Até mesmo por isso, tratando-se de instituto de ordem eminentemente processual, Carlos Henrique BEZERRA LEITE sustenta que deve “o juiz reconhecê-lo de ofício e apurar a responsabilidade nos mesmos autos do processo em que for constatado este ato atentatório à dignidade da Justiça”[13]. Ou seja, tão repudiada a conduta do devedor que tenta fraudar a execução, que sequer se faz necessária a manifestação do credor para que seja declarado ineficaz o ato danoso praticado.
E neste ponto, é relevante mencionar que o CPC de 2015 adotou a teoria de que, tendo o negócio jurídico sido realizado na forma prevista no inciso IV do artigo 792 do CPC, a fraude à execução é presumida, surtindo efeitos perante terceiros (em especial, os adquirentes dos bens objetos da declaração de fraude à execução), o que demonstra a necessidade de terceiros serem suficientemente diligentes ao ponto de analisar a existência de ações judiciais em trâmite em face do devedor antes da realização deste tipo de negócio jurídico, o que posteriormente poderá comprovar sua boa-fé na aquisição dos bens. O ônus da prova com relação à inexistência da fraude, portanto, é do devedor e/ou do terceiro interessado que adquiriu os bens, o que, na prática, tem conferido grande efetividade ao instituto. Confira-se decisões sobre o tema:
“Ementa: AGRAVO DE PETIÇÃO. FRAUDE À EXECUÇÃO. VENDA DE IMÓVEL APÓS A DESCONSIDERAÇÃO DA PERSONALIDADE JURÍDICA Incorre em fraude à execução, com má-fé presumida, a venda de imóvel de propriedade do sócio executado após a decisão judicial que desconsiderou a personalidade jurídica da empresa com observância dos termos do artigo 79 da na Consolidação dos Provimentos da Corregedoria Geral da Justiça do Trabalho. Agravo de petição que se dá provimento.” (TRT-2 – AP: 00019803920145020089 SP 00019803920145020089 A28, Relator: CELSO RICARDO PEEL FURTADO DE OLIVEIRA, Data de Julgamento: 25/02/2015, 2ª TURMA, Data de Publicação: 04/03/2015)
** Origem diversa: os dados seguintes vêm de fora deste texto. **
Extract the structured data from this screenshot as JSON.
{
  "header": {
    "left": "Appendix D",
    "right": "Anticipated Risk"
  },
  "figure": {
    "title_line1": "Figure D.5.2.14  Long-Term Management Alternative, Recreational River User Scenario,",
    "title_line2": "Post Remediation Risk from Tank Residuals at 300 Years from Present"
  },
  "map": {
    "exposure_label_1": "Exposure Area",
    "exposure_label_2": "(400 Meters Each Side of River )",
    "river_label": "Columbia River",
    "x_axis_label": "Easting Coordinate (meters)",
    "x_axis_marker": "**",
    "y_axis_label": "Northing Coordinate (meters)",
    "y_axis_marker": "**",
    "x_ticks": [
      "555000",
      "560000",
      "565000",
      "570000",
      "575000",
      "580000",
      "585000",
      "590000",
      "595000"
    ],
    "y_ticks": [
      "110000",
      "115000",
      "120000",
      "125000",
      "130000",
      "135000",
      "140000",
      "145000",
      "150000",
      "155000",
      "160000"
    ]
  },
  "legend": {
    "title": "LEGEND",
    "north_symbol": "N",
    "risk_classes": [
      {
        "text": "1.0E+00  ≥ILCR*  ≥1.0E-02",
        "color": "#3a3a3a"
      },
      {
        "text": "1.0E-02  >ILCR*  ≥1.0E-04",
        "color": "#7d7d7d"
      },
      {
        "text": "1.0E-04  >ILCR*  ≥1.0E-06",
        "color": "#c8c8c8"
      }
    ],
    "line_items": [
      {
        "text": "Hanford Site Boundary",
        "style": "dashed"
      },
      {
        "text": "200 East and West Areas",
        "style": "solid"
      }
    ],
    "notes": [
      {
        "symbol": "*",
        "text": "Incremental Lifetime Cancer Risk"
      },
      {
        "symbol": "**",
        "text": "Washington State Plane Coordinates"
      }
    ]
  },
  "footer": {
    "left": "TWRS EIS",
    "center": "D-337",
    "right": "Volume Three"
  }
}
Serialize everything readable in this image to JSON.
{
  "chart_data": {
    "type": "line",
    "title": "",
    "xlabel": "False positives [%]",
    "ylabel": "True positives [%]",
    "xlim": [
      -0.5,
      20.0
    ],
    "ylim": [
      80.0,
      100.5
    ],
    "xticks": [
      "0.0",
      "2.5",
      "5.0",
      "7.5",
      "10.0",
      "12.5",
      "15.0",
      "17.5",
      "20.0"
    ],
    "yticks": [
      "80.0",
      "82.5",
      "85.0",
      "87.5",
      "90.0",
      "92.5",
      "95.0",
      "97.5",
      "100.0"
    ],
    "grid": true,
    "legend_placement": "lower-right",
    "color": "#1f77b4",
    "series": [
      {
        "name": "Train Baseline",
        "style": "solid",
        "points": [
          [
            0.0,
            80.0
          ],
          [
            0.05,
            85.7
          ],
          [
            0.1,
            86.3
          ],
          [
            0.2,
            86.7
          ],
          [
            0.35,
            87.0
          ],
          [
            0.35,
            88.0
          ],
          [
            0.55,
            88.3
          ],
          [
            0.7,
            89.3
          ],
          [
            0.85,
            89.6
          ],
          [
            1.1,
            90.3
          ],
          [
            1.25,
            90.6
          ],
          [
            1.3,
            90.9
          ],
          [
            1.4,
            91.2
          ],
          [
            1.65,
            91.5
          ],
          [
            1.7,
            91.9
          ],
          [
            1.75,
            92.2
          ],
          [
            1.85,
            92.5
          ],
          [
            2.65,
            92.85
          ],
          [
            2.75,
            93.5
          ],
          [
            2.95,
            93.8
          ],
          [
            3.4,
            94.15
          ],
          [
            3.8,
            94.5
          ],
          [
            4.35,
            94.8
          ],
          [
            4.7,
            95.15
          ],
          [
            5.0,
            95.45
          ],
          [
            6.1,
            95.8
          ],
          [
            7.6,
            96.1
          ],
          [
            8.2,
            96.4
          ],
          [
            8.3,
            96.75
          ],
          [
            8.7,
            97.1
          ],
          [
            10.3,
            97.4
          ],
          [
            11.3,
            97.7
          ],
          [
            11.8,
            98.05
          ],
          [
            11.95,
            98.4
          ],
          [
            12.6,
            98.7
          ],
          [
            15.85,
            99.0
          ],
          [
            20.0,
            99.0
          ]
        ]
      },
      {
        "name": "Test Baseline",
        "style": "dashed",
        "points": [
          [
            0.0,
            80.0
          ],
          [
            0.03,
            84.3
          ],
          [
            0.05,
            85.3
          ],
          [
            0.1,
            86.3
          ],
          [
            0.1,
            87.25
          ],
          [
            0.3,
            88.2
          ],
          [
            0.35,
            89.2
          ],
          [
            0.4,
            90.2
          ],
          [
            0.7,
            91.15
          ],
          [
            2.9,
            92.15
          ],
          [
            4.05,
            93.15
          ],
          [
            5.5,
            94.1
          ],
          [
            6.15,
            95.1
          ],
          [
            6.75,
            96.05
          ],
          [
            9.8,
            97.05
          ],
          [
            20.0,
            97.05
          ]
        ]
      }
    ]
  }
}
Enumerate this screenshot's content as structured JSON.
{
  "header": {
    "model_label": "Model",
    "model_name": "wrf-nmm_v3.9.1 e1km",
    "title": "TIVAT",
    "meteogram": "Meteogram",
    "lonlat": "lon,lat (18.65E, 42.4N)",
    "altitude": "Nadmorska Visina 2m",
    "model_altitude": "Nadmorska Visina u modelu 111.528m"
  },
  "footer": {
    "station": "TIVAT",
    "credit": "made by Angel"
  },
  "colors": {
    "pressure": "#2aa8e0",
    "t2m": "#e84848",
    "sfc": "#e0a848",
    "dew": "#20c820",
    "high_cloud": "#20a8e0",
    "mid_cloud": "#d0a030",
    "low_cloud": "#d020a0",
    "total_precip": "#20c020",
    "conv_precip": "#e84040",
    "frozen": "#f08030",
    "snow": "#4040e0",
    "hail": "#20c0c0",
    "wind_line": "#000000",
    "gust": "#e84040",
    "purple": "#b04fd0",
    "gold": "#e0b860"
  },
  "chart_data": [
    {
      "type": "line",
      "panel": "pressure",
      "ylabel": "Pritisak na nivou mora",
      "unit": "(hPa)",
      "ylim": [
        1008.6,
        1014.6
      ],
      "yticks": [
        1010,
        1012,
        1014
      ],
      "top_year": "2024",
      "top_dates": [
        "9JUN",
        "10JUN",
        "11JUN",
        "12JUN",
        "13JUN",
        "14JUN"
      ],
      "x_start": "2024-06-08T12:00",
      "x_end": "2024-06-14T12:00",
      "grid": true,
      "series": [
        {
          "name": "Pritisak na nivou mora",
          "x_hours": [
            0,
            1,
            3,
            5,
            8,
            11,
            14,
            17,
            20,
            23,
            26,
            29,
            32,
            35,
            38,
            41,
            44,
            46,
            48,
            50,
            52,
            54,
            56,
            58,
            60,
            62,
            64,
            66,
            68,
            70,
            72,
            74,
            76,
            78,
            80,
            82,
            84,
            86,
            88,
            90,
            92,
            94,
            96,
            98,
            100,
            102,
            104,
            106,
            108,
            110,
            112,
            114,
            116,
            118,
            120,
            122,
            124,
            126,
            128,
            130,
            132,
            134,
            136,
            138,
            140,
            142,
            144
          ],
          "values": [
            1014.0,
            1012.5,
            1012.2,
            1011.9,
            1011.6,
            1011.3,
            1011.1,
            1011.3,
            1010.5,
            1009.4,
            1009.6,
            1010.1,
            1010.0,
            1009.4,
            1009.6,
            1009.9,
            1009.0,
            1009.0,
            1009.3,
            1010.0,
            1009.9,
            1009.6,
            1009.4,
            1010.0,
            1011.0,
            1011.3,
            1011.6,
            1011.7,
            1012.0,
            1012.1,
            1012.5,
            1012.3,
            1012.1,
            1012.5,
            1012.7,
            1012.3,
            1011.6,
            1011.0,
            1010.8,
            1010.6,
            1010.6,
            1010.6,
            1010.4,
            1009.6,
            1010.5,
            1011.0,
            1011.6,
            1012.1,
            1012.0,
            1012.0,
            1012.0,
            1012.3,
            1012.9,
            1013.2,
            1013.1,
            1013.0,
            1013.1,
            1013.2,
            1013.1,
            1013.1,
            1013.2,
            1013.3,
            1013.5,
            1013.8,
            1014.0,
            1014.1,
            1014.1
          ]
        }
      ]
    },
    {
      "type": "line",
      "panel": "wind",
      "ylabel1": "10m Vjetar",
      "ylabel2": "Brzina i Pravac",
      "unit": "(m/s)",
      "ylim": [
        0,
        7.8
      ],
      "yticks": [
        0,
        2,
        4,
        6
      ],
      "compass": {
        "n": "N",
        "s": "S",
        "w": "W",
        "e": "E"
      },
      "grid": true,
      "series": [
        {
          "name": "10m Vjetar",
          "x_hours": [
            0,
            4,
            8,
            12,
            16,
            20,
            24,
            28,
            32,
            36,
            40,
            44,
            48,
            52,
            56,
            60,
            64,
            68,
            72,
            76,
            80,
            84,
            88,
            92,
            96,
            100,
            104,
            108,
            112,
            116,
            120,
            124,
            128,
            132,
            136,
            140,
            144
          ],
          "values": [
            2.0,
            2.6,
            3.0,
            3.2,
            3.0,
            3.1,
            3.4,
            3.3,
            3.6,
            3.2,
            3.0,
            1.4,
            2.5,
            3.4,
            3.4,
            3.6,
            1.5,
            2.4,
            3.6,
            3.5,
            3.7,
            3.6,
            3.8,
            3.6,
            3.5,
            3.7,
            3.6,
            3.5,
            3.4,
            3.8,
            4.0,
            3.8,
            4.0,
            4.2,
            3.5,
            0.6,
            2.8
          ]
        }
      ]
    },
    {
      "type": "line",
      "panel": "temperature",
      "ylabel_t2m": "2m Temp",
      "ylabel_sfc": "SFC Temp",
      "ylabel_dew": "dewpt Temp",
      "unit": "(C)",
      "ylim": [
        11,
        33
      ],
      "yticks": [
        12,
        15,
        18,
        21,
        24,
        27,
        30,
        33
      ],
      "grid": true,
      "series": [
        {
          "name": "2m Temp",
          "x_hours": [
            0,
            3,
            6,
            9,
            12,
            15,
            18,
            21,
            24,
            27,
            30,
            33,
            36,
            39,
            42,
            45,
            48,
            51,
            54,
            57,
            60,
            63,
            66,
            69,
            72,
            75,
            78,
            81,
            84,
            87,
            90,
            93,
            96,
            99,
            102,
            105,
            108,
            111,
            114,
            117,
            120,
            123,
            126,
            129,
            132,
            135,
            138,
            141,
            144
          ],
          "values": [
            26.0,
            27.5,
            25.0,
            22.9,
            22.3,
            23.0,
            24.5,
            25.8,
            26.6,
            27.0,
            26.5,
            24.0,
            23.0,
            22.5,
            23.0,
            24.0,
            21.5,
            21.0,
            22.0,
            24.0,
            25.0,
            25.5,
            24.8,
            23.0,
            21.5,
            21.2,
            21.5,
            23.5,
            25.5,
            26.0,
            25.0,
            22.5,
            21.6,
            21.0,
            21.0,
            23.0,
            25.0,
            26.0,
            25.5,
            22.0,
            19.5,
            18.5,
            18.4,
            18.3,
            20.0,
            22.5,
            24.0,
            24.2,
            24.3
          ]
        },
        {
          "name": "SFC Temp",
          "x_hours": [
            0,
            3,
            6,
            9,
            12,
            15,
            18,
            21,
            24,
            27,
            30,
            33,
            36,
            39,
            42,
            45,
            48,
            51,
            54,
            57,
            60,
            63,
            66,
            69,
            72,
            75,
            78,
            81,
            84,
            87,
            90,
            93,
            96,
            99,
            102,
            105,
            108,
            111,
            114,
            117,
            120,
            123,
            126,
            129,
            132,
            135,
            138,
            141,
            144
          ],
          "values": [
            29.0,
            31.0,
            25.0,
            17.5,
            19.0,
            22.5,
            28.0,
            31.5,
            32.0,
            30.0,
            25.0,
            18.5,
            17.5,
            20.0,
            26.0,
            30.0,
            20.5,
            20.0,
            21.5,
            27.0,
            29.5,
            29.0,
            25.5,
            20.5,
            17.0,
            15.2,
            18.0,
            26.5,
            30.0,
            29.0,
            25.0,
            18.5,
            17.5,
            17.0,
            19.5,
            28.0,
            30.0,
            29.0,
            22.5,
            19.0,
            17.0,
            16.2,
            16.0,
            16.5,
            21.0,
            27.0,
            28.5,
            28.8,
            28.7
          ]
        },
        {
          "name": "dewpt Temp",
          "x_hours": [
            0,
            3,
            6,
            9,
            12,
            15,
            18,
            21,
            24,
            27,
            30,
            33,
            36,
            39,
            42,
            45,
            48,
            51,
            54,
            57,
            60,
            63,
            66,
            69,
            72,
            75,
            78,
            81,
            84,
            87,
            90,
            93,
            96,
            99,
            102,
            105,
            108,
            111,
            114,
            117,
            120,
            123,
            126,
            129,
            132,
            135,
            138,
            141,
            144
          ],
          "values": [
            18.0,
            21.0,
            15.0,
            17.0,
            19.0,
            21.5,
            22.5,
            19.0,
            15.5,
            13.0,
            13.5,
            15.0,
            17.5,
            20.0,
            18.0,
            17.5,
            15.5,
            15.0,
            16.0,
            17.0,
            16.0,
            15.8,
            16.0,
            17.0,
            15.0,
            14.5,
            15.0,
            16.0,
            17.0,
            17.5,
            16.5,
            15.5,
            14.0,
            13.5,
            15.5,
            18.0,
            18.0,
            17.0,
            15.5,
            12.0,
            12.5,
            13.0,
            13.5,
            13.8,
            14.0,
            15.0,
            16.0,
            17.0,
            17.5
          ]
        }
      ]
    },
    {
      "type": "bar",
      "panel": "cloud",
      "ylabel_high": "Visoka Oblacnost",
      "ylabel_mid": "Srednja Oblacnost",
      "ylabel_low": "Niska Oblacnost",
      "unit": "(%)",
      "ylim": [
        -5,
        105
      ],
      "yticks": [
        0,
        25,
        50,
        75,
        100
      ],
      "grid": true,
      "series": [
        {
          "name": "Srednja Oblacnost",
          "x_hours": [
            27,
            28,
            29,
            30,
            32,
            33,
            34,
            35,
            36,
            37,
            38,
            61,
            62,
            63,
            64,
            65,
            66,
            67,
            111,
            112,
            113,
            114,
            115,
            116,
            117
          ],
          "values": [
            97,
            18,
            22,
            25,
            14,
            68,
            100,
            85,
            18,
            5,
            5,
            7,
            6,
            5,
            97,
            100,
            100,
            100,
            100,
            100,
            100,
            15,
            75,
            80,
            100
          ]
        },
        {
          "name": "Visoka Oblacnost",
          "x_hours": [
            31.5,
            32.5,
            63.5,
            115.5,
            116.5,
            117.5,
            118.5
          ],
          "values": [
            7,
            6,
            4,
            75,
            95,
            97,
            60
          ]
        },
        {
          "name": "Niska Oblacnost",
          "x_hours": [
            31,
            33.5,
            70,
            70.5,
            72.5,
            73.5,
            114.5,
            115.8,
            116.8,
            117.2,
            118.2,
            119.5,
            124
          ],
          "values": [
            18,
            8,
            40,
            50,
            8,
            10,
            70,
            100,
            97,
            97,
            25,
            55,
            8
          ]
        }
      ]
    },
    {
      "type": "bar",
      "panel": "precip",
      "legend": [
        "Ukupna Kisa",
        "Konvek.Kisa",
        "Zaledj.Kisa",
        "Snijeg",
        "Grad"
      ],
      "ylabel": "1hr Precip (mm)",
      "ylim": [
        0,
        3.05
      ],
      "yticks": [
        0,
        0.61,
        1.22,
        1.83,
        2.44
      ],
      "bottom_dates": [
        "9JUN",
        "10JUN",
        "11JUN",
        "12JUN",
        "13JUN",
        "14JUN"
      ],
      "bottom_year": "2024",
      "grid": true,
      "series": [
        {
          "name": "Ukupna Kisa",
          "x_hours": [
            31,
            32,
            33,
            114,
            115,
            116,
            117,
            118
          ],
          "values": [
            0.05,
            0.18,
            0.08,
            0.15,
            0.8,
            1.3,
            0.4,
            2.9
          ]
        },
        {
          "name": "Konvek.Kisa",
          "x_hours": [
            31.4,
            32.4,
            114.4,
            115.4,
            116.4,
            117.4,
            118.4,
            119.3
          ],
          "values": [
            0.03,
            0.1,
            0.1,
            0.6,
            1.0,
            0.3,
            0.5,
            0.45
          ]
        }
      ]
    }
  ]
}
“AGRAVO DE PETIÇAO EM EMBARGOS DE TERCEIRO. FRAUDE DE EXECUÇAO. A própria agravante admite haver adquirido imóvel pertencente a um dos sócios da executada mediante escritura pública de venda e compra lavrada quando já estava em curso a ação trabalhista originária. São irrelevantes as alegações de que a reclamatória foi proposta em face da empresa,e não do sócio alienante (ante a doutrina da despersonalização da pessoa jurídica); bem como de que a agravante adquirira o imóvel mediante contrato particular anterior (o qual, por sua precária natureza preliminar, não se reveste de oponibilidade erga omnes, somente conferível genuinamente ao instrumento firmado perante o cartório de registro de imóveis. A má-fé, em circunstâncias tais,é legalmente presumida (art. 593, caput e inciso II, do CPC). Recurso a que se nega provimento”. (TRT-2 – AP: 2359200804202008 SP 02359-2008-042-02-00-8, Relator: WILMA NOGUEIRA DE ARAUJO VAZ DA SILVA, Data de Julgamento: 09/06/2009, 4ª TURMA, Data de Publicação: 19/06/2009)
E caso necessário, a discussão judicial acerca da decisão que reconheceu a fraude à execução deve ser feita por intermédio de Embargos (no caso do terceiro adquirente, deverá ser oposto Embargos de Terceiro, previstos no artigo 674 do CPC) e que devem opostos no prazo de 5 dias após a intimação do interessado acerca da penhora do bem que garantiu a Execução. A decisão proferida em sede de Embargos poderá ser objeto de recurso, Agravo de Petição, conforme previsão do inciso “a” do artigo 897 da CLT.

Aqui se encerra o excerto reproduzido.